Re “How ‘Professionalism’ in the Medical World Can Be a Minefield” (Science Times, March 19):

Doctors and nurses have answered a calling to care — specifically, in healing the sick. They don’t think about whether their off-duty attire meets traditional definitions of appropriateness, even though some people think that is what defines or constitutes “professionalism.”

But larger questions remain. How do we train medical professionals to be leaders in their field — to commence difficult conversations about death, to manage C-suite demands and requests, to work as a team with others, or to assuage patients’ concerns in a way that fosters compassion and trust?

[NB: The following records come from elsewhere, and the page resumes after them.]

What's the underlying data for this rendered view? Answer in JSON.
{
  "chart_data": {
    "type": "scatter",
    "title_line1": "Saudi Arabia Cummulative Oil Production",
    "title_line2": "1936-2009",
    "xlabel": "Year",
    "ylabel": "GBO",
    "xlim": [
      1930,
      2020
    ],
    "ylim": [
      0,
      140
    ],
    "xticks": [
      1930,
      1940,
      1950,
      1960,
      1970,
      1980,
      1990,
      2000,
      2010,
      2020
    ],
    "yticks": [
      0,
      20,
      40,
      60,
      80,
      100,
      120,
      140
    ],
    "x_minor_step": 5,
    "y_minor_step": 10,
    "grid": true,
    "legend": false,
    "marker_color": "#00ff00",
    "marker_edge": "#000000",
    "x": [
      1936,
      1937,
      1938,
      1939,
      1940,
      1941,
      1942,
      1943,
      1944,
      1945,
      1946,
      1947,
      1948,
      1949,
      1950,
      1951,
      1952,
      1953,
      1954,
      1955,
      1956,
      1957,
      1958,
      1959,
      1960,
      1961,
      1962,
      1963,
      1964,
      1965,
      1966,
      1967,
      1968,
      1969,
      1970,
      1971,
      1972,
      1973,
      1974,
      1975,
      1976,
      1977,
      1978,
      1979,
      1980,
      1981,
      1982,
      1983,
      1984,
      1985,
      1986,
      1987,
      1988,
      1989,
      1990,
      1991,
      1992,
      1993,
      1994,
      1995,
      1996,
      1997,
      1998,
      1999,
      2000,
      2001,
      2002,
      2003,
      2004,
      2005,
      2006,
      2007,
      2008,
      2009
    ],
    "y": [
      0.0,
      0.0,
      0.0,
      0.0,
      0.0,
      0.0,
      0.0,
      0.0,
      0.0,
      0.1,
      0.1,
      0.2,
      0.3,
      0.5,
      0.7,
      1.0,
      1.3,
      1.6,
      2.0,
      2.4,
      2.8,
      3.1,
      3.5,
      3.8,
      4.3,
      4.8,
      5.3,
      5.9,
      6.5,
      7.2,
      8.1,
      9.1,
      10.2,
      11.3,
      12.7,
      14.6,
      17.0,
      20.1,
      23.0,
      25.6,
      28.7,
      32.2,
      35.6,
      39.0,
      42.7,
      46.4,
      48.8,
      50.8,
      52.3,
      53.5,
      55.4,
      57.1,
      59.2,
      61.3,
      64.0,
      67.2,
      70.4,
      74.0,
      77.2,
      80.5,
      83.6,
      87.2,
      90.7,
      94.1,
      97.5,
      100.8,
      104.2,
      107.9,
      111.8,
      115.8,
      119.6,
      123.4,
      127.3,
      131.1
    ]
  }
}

Hospital executives and medical staff leaders who invest in professionalism training will be rewarded with happier, healthier patients, and doctors and nurses who bring joy and love to their work.

Robert Eisinger
Robert Minkes
Dr. Eisinger is chief administrative officer at the Healthcare Experience Foundation. Dr. Minkes is a physician coach at the foundation.

To the Editor:

Regulating professionalism in medical school is challenging. While it’s crucial to instill traits like reliability and responsibility in future physicians, professionalism can also feel like a weapon wielded arbitrarily.

Some people of color worry over seemingly trivial matters like hairstyle, influenced by the prevailing notion that white people’s hair is the standard for a polished and professional look.